When Is IKEA Not Your Friend? When You’re Furnishing a One-month Sublet
In hindsight, I believe the logic used to implement this idea went like this: “I am a cheapskate who wants to explore NYC, but I’m deathly scared of bedbugs. No furniture equals no hidden places that those darn cretins can hide.” This is a valid concern since bedbugs are known to ruin entire human lives.
I also believe that somewhere in the deciding process, these thoughts entered my consciousness: “I can channel my inner creativity to create my own personal zen space in which I can spend hot summer nights peacefully dreaming while I am here absorbing all that New York City has to offer…. AND I can find all the items to express my mad interior decorating skillz cheaply at IKEA.”
It doesn’t matter how easy you think it is or how cheap you believe IKEA is. It’s always going to cost you more money, time and freakin’ stress than anticipated. The effort you put in, spending a whole day schlepping out to Red Hook to buy assemble-it-yourself furniture that you can’t return unless it’s in original packaging for your empty sublet in the East Village that you’re not going to spend any time in anyway, is ultimately NOT worth it.

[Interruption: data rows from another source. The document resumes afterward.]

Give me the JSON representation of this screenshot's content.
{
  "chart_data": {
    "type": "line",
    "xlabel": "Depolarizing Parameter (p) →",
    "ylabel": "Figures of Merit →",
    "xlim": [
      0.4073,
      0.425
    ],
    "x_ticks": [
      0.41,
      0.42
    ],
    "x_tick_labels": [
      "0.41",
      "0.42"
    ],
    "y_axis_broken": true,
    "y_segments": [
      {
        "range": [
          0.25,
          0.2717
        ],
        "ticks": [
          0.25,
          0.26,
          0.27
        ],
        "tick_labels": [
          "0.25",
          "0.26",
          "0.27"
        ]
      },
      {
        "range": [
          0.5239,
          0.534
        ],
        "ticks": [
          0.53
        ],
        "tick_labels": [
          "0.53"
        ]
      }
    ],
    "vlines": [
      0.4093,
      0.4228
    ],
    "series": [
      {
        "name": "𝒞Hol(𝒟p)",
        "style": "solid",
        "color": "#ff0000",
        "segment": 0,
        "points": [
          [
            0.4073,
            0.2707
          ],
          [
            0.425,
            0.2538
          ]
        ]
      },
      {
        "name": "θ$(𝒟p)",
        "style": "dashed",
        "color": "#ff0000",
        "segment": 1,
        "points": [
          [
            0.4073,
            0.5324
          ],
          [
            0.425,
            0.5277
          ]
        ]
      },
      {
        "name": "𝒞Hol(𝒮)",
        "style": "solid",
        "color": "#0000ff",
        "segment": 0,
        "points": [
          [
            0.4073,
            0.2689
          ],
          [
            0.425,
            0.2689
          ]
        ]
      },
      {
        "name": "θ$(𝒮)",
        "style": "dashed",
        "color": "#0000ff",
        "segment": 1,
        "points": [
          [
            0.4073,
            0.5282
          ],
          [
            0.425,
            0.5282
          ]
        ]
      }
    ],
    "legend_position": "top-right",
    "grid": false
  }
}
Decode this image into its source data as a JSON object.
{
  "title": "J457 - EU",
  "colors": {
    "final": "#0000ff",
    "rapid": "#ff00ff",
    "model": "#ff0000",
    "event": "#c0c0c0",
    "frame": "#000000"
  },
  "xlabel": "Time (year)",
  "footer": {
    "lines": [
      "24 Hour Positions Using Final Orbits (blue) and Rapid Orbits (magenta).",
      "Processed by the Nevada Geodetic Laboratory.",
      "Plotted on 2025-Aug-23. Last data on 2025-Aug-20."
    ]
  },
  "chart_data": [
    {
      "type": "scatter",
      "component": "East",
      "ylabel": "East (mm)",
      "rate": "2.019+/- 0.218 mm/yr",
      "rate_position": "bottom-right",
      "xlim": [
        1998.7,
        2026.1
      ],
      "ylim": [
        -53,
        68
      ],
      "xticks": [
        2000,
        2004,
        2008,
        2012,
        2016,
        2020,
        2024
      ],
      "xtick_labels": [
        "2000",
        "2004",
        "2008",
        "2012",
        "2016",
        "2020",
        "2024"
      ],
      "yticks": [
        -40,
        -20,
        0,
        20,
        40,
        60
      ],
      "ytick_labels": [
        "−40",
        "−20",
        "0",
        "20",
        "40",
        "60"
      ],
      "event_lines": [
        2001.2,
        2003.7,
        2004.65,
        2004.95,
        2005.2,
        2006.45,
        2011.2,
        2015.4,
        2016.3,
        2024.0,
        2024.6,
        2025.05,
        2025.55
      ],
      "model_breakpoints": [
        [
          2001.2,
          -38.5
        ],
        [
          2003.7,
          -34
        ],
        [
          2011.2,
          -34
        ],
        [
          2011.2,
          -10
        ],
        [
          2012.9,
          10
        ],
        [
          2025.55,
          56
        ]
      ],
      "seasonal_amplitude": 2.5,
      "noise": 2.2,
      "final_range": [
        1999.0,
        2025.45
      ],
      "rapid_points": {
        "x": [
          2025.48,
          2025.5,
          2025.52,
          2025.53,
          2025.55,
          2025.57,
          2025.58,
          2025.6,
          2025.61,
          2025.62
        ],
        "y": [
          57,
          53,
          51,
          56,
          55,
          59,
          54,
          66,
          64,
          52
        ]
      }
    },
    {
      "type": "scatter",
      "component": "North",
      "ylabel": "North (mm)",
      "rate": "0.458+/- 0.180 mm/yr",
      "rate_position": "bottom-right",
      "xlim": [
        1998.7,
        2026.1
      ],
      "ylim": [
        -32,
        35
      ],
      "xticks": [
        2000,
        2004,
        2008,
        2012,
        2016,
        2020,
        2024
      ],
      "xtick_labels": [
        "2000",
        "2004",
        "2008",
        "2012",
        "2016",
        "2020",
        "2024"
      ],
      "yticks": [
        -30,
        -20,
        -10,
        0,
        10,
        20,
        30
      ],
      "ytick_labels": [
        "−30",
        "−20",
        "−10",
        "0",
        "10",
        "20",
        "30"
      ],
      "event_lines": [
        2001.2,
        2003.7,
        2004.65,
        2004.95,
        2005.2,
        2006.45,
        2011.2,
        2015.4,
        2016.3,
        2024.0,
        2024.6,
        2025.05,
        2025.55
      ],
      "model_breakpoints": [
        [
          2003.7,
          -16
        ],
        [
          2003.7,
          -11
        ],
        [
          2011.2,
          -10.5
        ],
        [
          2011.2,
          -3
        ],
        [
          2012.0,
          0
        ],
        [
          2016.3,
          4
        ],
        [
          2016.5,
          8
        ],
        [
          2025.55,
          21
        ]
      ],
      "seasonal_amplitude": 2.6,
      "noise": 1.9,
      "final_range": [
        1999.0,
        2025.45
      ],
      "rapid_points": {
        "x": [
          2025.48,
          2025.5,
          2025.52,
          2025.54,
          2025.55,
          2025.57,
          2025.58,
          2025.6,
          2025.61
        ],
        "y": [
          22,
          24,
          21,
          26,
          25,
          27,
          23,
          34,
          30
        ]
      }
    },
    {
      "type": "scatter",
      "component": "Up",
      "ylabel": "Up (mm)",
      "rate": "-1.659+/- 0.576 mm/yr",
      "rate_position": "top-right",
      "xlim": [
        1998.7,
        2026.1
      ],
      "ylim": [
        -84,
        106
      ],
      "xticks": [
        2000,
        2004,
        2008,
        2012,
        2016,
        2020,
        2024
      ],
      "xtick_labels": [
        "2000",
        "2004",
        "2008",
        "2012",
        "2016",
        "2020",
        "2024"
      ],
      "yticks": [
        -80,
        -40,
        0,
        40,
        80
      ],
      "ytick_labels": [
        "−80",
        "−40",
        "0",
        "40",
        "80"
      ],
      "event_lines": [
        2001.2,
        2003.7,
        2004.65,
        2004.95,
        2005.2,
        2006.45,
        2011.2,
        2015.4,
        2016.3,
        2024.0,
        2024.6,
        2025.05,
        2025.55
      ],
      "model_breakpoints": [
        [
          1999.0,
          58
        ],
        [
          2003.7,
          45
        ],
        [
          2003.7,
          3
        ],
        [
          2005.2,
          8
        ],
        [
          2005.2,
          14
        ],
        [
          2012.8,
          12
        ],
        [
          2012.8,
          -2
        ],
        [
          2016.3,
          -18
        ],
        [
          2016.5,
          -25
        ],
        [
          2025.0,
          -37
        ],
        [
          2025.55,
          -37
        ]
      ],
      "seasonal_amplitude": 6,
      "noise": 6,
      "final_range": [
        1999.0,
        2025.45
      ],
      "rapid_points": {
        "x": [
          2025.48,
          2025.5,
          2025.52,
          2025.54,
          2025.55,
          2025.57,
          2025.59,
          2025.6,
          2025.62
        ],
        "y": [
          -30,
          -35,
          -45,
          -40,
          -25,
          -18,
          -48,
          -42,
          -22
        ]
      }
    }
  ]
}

After attempting to sell furniture that is less than a month old and expecting maximum ROI (but getting a huge thorn up my backside instead), here’s what I learned: Unless you’re committed to an unfurnished place for at least a year, you’re better off getting a sleeping bag or a blow up mattress and camping out on the floor. Alternatively, you can get an Equinox membership for their Kiehl’s bath products and sleep on a nearby park bench or piece of pavement. They have 21 locations in Manhattan, so this should be easy to find. Anyway you do it, this wisdom still holds: You can’t get bedbugs if you don’t have a bed.